En réalité, les résultats les plus nets de l'exploration spatiale sont acquis sur Terre et sous nos yeux. Tout d'abord, les qualités techniques raffinées exigées du matériel spatial ont conduit les industries des pays responsables à un degré de précision et de sûreté sans précédent. Aussi ont-elles d'un coup progressé bien plus que leurs concurrentes : la miniaturisation a provoqué un bond en avant de l'électronique. Les télécommunications par satellites se sont développées. Cela donne aux « nations spatiales », dans la technique, dans l'information, dans les diverses possibilités militaires qu'il convient de ne pas oublier, une supériorité écrasante. Peut-être plus importante encore est la manière dont les programmes d'exploration ont été conduits. Pour la première fois, la méthode cartésienne de décomposition des problèmes en éléments précis a été appliquée, non par un seul cerveau, mais à l'échelle d'un groupe considérable. Pour la première fois, les hommes ont su diviser leurs problèmes en des milliers de questions, de sorte qu'un spécialiste, non plus une fourmi anonyme, pouvait traiter chacune d'elles. Cette échelle de coopération a accru encore l'avance de ceux qui savent et peuvent l'appliquer.

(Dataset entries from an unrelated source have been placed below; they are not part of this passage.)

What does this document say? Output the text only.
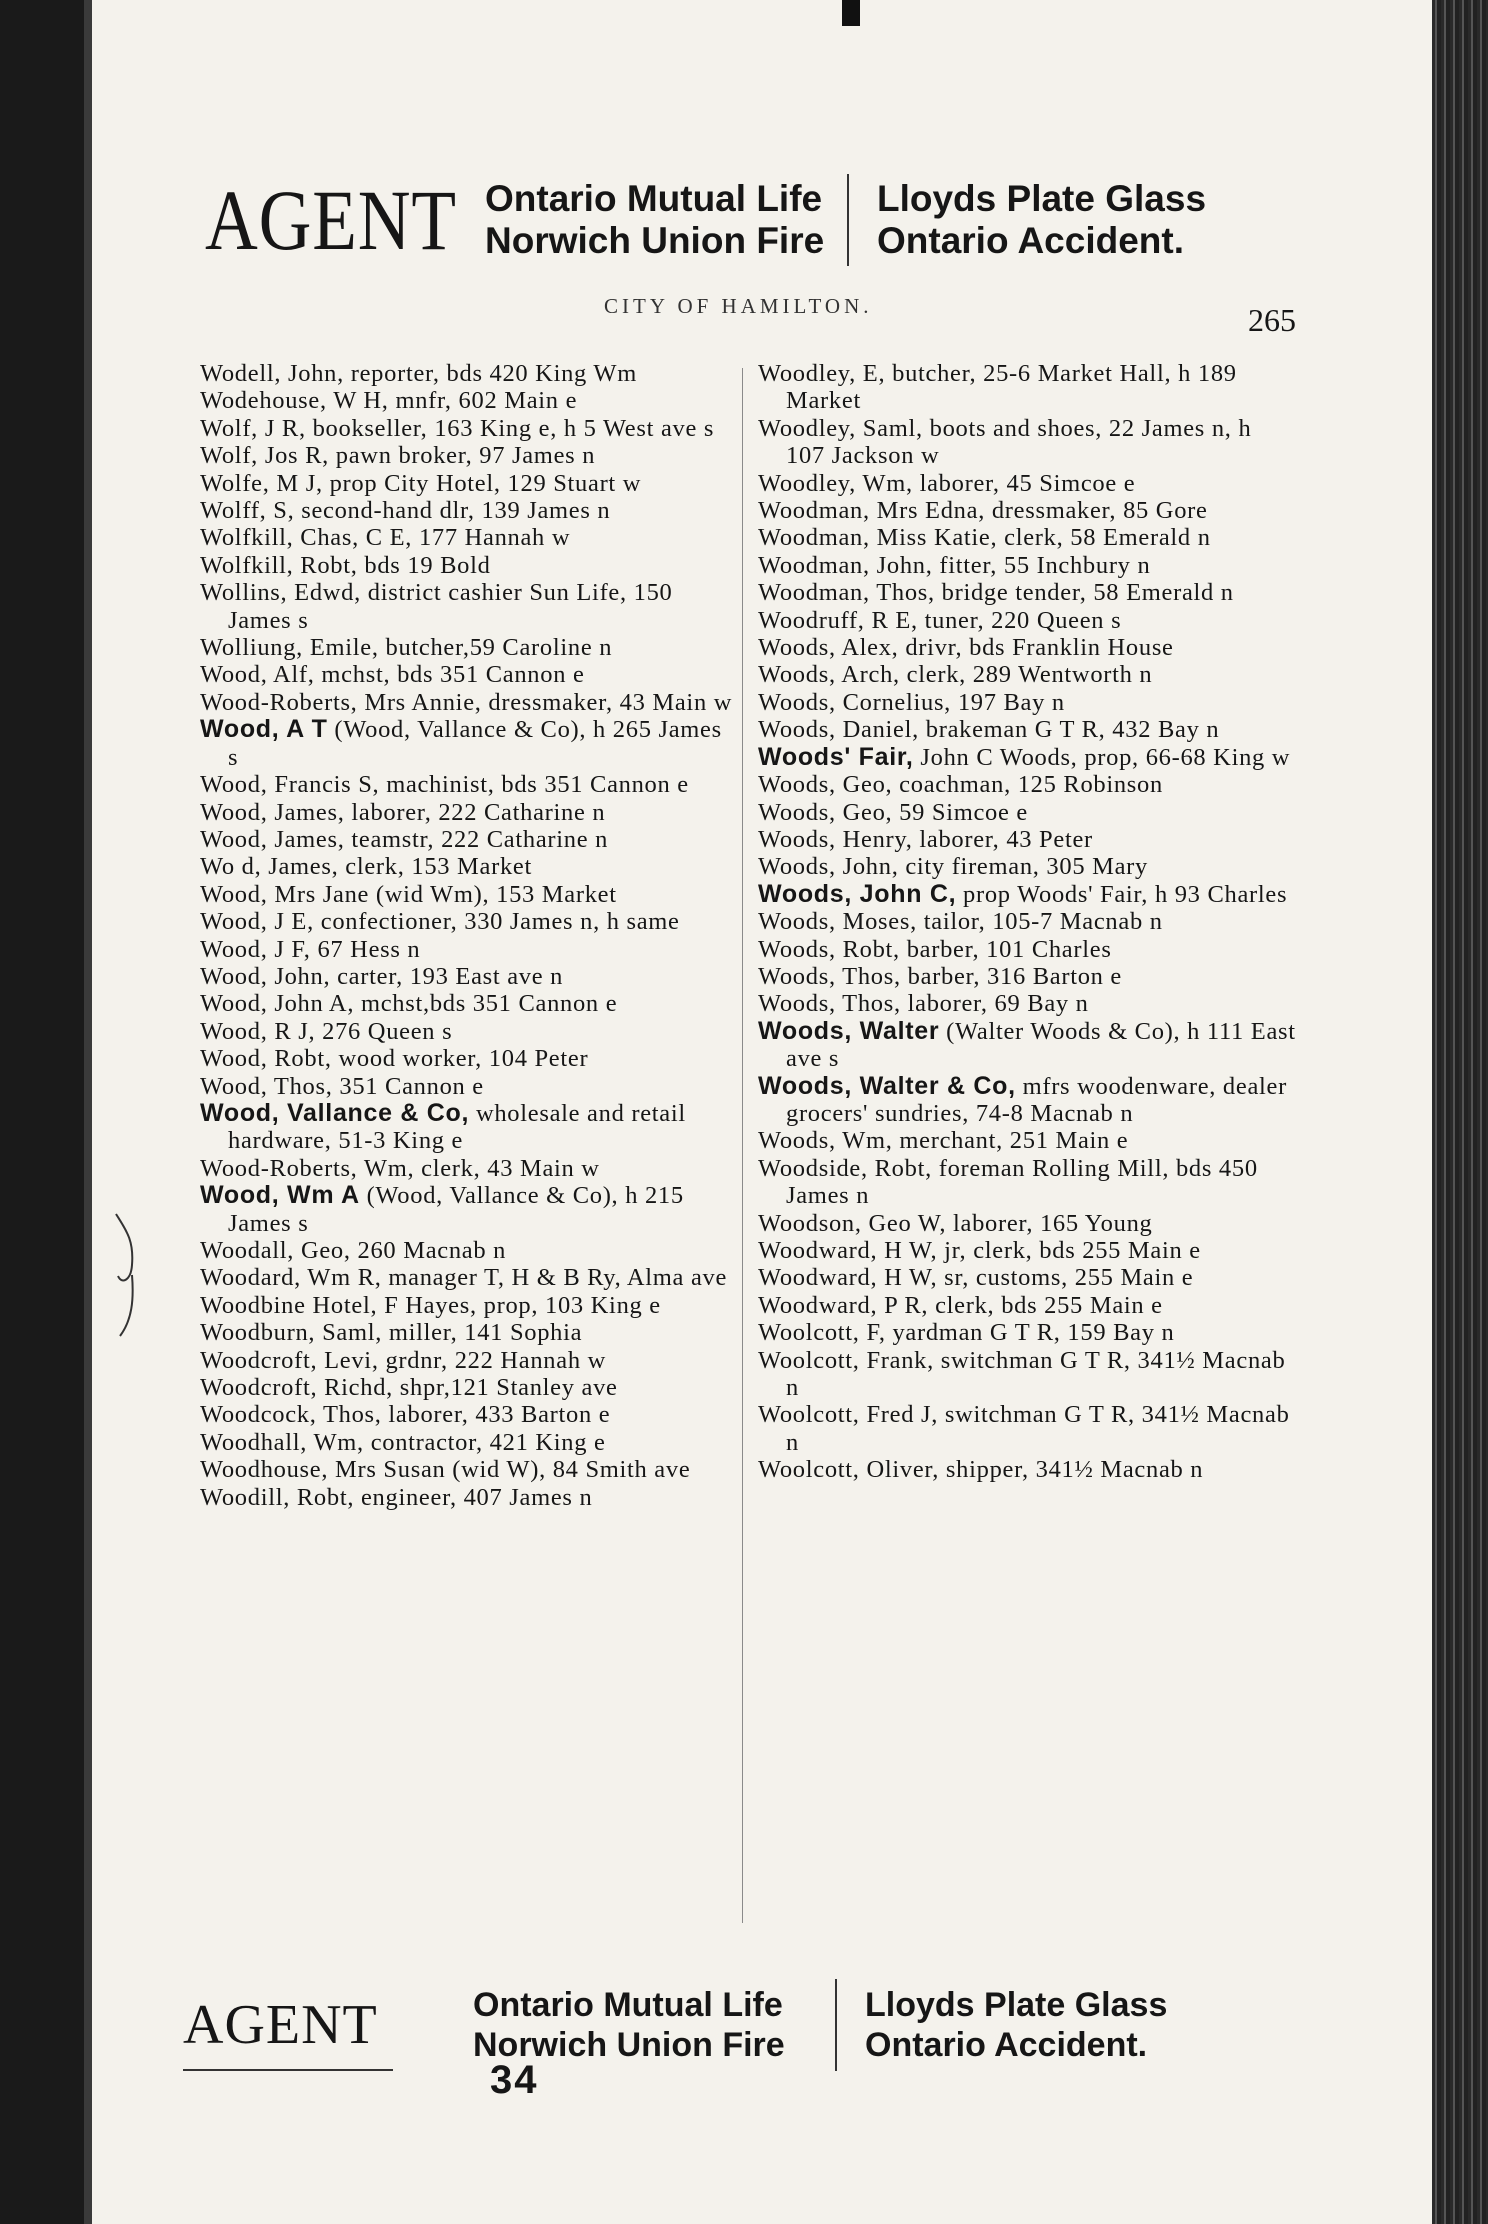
AGENT Ontario Mutual Life
Norwich Union Fire
Lloyds Plate Glass
Ontario Accident.
CITY OF HAMILTON.	265
Wodell, John, reporter, bds 420 King Wm
Wodehouse, W H, mnfr, 602 Main e
Wolf, J R, bookseller, 163 King e, h 5 West ave s
Wolf, Jos R, pawn broker, 97 James n
Wolfe, M J, prop City Hotel, 129 Stuart w
Wolff, S, second-hand dlr, 139 James n
Wolfkill, Chas, C E, 177 Hannah w
Wolfkill, Robt, bds 19 Bold
Wollins, Edwd, district cashier Sun Life, 150 James s
Wolliung, Emile, butcher,59 Caroline n
Wood, Alf, mchst, bds 351 Cannon e
Wood-Roberts, Mrs Annie, dressmaker, 43 Main w
Wood, A T (Wood, Vallance & Co), h 265 James s
Wood, Francis S, machinist, bds 351 Cannon e
Wood, James, laborer, 222 Catharine n
Wood, James, teamstr, 222 Catharine n
Wo d, James, clerk, 153 Market
Wood, Mrs Jane (wid Wm), 153 Market
Wood, J E, confectioner, 330 James n, h same
Wood, J F, 67 Hess n
Wood, John, carter, 193 East ave n
Wood, John A, mchst,bds 351 Cannon e
Wood, R J, 276 Queen s
Wood, Robt, wood worker, 104 Peter
Wood, Thos, 351 Cannon e
Wood, Vallance & Co, wholesale and retail hardware, 51-3 King e
Wood-Roberts, Wm, clerk, 43 Main w
Wood, Wm A (Wood, Vallance & Co), h 215 James s
Woodall, Geo, 260 Macnab n
Woodard, Wm R, manager T, H & B Ry, Alma ave
Woodbine Hotel, F Hayes, prop, 103 King e
Woodburn, Saml, miller, 141 Sophia
Woodcroft, Levi, grdnr, 222 Hannah w
Woodcroft, Richd, shpr,121 Stanley ave
Woodcock, Thos, laborer, 433 Barton e
Woodhall, Wm, contractor, 421 King e
Woodhouse, Mrs Susan (wid W), 84 Smith ave
Woodill, Robt, engineer, 407 James n
Woodley, E, butcher, 25-6 Market Hall, h 189 Market
Woodley, Saml, boots and shoes, 22 James n, h 107 Jackson w
Woodley, Wm, laborer, 45 Simcoe e
Woodman, Mrs Edna, dressmaker, 85 Gore
Woodman, Miss Katie, clerk, 58 Emerald n
Woodman, John, fitter, 55 Inchbury n
Woodman, Thos, bridge tender, 58 Emerald n
Woodruff, R E, tuner, 220 Queen s
Woods, Alex, drivr, bds Franklin House
Woods, Arch, clerk, 289 Wentworth n
Woods, Cornelius, 197 Bay n
Woods, Daniel, brakeman G T R, 432 Bay n
Woods' Fair, John C Woods, prop, 66-68 King w
Woods, Geo, coachman, 125 Robinson
Woods, Geo, 59 Simcoe e
Woods, Henry, laborer, 43 Peter
Woods, John, city fireman, 305 Mary
Woods, John C, prop Woods' Fair, h 93 Charles
Woods, Moses, tailor, 105-7 Macnab n
Woods, Robt, barber, 101 Charles
Woods, Thos, barber, 316 Barton e
Woods, Thos, laborer, 69 Bay n
Woods, Walter (Walter Woods & Co), h 111 East ave s
Woods, Walter & Co, mfrs woodenware, dealer grocers' sundries, 74-8 Macnab n
Woods, Wm, merchant, 251 Main e
Woodside, Robt, foreman Rolling Mill, bds 450 James n
Woodson, Geo W, laborer, 165 Young
Woodward, H W, jr, clerk, bds 255 Main e
Woodward, H W, sr, customs, 255 Main e
Woodward, P R, clerk, bds 255 Main e
Woolcott, F, yardman G T R, 159 Bay n
Woolcott, Frank, switchman G T R, 341½ Macnab n
Woolcott, Fred J, switchman G T R, 341½ Macnab n
Woolcott, Oliver, shipper, 341½ Macnab n
AGENT	Ontario Mutual Life
Norwich Union Fire
Lloyds Plate Glass
Ontario Accident.
34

Si, au lieu de considérer les nations, nous portons les yeux sur l'humanité, nous percevons que tous les espoirs sont permis. Tout d'abord, l'entreprise spatiale a été la première coopération d'hommes non interchangeables, tous nécessaires et dévoués à une seule cause. Jusqu'alors, c'est   surtout   le   génie   individuel   qui   avait   été   le   principal   moteur   des découvertes. L'apparition du génie collectif nous montre à quel point la physique est susceptible d'être maîtrisée. Ne faut-il pas voir là une nouvelle forme de science qui sera celle de tous, qu'aucun ne possédera entière, tout en étant guidé par elle ? On ne peut que se demander, d'autre part, si l'on ne parviendrait pas, avec le même esprit de système et clarté, à résoudre d'autres problèmes plus lancinants, ceux du développement - mot pudique qui cache la misère - et de tant d'autres frustrations.

 

Roland OMNÈS,

Article « Espace, Introduction », Encyclopaedia Universalis.